Jesús nació en un establo, en condiciones poco agradables para ser considerado “Rey”; creció entre la plebe, trabajando en las labores de la carpintería y sin lujos aparentes; fue perseguido desde antes de nacer y después de hacer pública su identidad, traicionado, enjuiciado, torturado y asesinado por el imperio romano. Todo esto a su gusto, para así pagar por los pecados de todos los mundanos ante Dios, todo por el bien de la humanidad, con la única condición de que le fuéramos fieles y siguiéramos al pie de la letra su palabra y su obra. Al pasar el tiempo, los cánones católicos le rindieron homenaje por medio de Semana Santa, donde la abstinencia de carne roja sería nuestra penitencia, procurando el ayuno y reflexionando nuestros actos, evitando así los momentos de ocio y esparcimiento, ya que por nuestra culpa él había perecido en la cruz. Pero ¿por qué el alimento como medio de sufragar nuestra culpa?
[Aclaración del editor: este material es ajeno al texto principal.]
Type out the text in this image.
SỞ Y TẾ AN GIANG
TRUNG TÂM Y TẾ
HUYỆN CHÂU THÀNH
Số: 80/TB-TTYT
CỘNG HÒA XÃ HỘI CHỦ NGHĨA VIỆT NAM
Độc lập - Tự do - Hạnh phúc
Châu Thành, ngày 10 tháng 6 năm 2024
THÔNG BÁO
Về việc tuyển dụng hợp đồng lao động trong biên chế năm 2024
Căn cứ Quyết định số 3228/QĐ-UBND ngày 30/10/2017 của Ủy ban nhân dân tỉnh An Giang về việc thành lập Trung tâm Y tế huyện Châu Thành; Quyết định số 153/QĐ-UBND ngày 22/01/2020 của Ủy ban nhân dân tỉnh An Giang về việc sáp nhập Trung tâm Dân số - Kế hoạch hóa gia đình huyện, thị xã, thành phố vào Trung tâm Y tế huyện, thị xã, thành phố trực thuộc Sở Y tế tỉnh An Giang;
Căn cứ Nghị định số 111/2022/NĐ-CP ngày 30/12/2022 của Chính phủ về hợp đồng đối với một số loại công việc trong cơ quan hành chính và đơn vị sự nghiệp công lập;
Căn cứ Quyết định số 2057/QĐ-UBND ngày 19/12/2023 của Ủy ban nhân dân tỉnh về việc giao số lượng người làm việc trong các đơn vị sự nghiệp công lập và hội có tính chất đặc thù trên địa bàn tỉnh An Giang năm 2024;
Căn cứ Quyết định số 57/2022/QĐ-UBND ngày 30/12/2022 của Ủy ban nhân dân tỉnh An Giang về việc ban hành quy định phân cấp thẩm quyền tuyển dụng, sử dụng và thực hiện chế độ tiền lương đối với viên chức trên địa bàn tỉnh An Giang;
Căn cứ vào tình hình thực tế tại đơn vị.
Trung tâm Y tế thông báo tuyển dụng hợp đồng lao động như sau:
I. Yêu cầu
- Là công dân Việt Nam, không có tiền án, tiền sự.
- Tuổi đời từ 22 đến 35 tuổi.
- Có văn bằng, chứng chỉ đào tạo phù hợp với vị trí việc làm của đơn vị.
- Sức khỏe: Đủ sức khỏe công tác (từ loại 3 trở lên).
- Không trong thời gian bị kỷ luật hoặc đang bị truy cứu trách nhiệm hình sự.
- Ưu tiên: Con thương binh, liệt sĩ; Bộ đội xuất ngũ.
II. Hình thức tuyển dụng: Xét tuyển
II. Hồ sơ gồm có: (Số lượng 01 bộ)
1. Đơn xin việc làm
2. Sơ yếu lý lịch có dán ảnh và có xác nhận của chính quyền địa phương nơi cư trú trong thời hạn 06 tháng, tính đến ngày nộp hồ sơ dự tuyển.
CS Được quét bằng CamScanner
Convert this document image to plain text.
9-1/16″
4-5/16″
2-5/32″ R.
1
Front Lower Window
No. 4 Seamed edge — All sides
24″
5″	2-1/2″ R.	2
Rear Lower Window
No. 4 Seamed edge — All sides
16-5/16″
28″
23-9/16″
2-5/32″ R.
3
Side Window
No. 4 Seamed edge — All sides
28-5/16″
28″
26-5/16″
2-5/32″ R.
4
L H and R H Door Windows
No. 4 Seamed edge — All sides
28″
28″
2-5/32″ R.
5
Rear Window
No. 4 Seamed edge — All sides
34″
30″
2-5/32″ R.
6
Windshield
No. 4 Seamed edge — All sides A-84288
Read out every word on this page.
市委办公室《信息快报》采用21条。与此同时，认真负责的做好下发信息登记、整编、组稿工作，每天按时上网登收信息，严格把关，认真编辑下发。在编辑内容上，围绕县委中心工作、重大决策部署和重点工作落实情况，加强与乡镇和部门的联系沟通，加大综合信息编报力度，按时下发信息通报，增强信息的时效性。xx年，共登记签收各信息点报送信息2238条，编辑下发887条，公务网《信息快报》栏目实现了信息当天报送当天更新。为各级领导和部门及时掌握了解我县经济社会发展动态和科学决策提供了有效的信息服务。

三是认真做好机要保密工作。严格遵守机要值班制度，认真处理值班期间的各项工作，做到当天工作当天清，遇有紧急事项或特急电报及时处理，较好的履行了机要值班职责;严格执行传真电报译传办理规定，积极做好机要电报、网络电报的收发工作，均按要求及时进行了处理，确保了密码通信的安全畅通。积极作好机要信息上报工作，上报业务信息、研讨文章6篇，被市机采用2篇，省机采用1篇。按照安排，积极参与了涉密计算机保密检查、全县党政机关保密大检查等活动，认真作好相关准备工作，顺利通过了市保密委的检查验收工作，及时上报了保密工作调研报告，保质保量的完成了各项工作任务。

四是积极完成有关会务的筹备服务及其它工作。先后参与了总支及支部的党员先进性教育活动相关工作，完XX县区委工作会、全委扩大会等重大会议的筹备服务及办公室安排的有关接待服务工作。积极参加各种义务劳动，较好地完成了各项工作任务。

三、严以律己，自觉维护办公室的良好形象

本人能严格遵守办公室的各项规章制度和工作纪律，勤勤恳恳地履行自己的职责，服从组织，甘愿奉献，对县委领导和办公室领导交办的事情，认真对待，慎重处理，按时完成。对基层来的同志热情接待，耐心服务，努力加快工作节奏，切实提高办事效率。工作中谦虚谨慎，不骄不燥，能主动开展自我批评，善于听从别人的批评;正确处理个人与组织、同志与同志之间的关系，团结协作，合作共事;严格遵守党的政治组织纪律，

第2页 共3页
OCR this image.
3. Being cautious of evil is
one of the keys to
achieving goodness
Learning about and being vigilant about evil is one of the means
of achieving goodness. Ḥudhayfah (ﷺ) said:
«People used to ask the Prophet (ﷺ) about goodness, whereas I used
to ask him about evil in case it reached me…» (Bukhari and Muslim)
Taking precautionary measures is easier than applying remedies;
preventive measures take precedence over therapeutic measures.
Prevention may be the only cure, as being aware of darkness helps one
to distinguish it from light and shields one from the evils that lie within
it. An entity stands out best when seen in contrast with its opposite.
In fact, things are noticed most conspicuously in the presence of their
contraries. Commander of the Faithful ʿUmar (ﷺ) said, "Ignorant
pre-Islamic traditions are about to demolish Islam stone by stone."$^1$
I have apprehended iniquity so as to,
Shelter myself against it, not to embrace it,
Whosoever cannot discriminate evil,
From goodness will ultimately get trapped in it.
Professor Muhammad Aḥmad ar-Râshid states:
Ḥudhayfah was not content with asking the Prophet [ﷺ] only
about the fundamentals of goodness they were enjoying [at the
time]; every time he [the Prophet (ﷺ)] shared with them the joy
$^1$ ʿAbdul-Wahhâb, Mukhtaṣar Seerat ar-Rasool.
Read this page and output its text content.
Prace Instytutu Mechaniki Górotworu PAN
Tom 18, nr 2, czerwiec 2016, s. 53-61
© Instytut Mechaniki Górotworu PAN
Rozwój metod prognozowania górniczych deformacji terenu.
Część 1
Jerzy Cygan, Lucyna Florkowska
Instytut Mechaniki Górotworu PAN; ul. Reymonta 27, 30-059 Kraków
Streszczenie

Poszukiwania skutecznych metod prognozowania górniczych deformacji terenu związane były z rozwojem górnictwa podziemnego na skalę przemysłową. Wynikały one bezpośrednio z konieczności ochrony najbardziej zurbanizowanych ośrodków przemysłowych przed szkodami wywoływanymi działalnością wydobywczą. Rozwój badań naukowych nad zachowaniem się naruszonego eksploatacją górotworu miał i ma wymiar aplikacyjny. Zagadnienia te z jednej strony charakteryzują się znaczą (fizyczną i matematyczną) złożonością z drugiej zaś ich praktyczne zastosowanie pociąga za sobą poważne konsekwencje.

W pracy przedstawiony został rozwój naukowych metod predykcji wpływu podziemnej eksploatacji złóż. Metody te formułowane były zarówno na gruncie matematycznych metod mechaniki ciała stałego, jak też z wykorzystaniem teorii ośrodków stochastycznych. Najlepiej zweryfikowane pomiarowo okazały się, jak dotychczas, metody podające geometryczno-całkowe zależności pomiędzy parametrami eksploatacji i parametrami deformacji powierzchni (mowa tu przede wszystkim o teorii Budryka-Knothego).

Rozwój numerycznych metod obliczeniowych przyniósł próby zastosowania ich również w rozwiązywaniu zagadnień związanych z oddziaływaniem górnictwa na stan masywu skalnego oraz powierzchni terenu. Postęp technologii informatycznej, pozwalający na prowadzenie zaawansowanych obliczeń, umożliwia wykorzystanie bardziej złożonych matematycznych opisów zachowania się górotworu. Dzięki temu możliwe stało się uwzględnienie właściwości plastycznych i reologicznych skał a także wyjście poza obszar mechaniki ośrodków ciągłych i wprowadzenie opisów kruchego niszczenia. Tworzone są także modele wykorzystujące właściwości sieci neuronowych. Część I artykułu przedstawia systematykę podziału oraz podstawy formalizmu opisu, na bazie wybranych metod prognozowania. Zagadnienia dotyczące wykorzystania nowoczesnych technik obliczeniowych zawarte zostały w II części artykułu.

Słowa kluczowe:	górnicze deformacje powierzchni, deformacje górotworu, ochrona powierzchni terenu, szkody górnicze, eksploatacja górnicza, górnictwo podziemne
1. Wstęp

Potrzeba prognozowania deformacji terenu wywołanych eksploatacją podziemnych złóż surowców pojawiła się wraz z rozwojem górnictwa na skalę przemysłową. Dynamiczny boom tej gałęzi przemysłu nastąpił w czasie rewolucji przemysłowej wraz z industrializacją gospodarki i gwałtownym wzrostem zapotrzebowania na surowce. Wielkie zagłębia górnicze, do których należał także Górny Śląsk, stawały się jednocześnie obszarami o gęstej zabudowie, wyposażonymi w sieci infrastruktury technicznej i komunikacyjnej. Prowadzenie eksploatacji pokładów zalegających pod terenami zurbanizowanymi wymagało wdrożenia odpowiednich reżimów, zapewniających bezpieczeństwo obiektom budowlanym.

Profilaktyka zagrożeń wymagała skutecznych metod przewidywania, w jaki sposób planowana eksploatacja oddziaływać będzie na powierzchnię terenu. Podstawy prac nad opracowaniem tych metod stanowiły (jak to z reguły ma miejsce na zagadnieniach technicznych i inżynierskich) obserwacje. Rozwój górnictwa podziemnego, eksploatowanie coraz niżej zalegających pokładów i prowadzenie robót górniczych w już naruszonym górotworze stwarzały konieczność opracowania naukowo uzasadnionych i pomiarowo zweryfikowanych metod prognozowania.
Para los romanos la gastronomía se basaba en alcanzar la felicidad por medio del goce de todos los sentidos, una cocina pagana de los dioses, un tanto bárbara, con excentricidades, entre las que denotaban los sesos de faisán, aves salvajes como loros, grullas y flamencos, los experimentos realizados por Apicio de alimentar a los cerdos con frutos secos, como el higo, para después embriagarlos con los mejores vinos y posteriormente sacrificarlos y prepararlos. Una cocina contrastante, de sabores ácidos, dulces, agridulces, picantes y qué mejor que acompañado del garum, una sala de origen griego elaborada de vísceras de pescado marinadas con sal.
Todo un mundo de lo sensorial aplastado y denostado por el credo de la culpa, el remordimiento, la muerte y los horrores del infierno que el cristianismo y la cultura católica trajo consigo al apoderarse del imperio romano, donde un placer es convertido en pecado, como lo relata Carlos Gonzáles en su novela La figura de la quimera, de 1915, donde Sofía, la esposa de don Miguel Bringas se ve tentada por el mismo Miguel, que le pregunta si quiere probar algo, pero Sofía se niega, temerosa de que alguien la vea en el indigno acto de comerse unos tamales. Con el paso de la historia el esposo los compra y le da a probar uno a Sofía, quien disfruta al momento de degustarlos, mientras que Miguel se excita al ver los labios llenos de grasa de su cónyuge.
Una culpa que sólo es designada para la sociedad, teniendo sus límites en los monasterios, las capillas, los templos, las iglesias, en ocasiones los claustros, donde un hombre regordete o robusto, como nos lo mostró el cuento de Robín Hood con el fraile Tuck, o una mujer del mismo tipo, abren sus puertas a todos aquellos que quieran expiar sus pecados.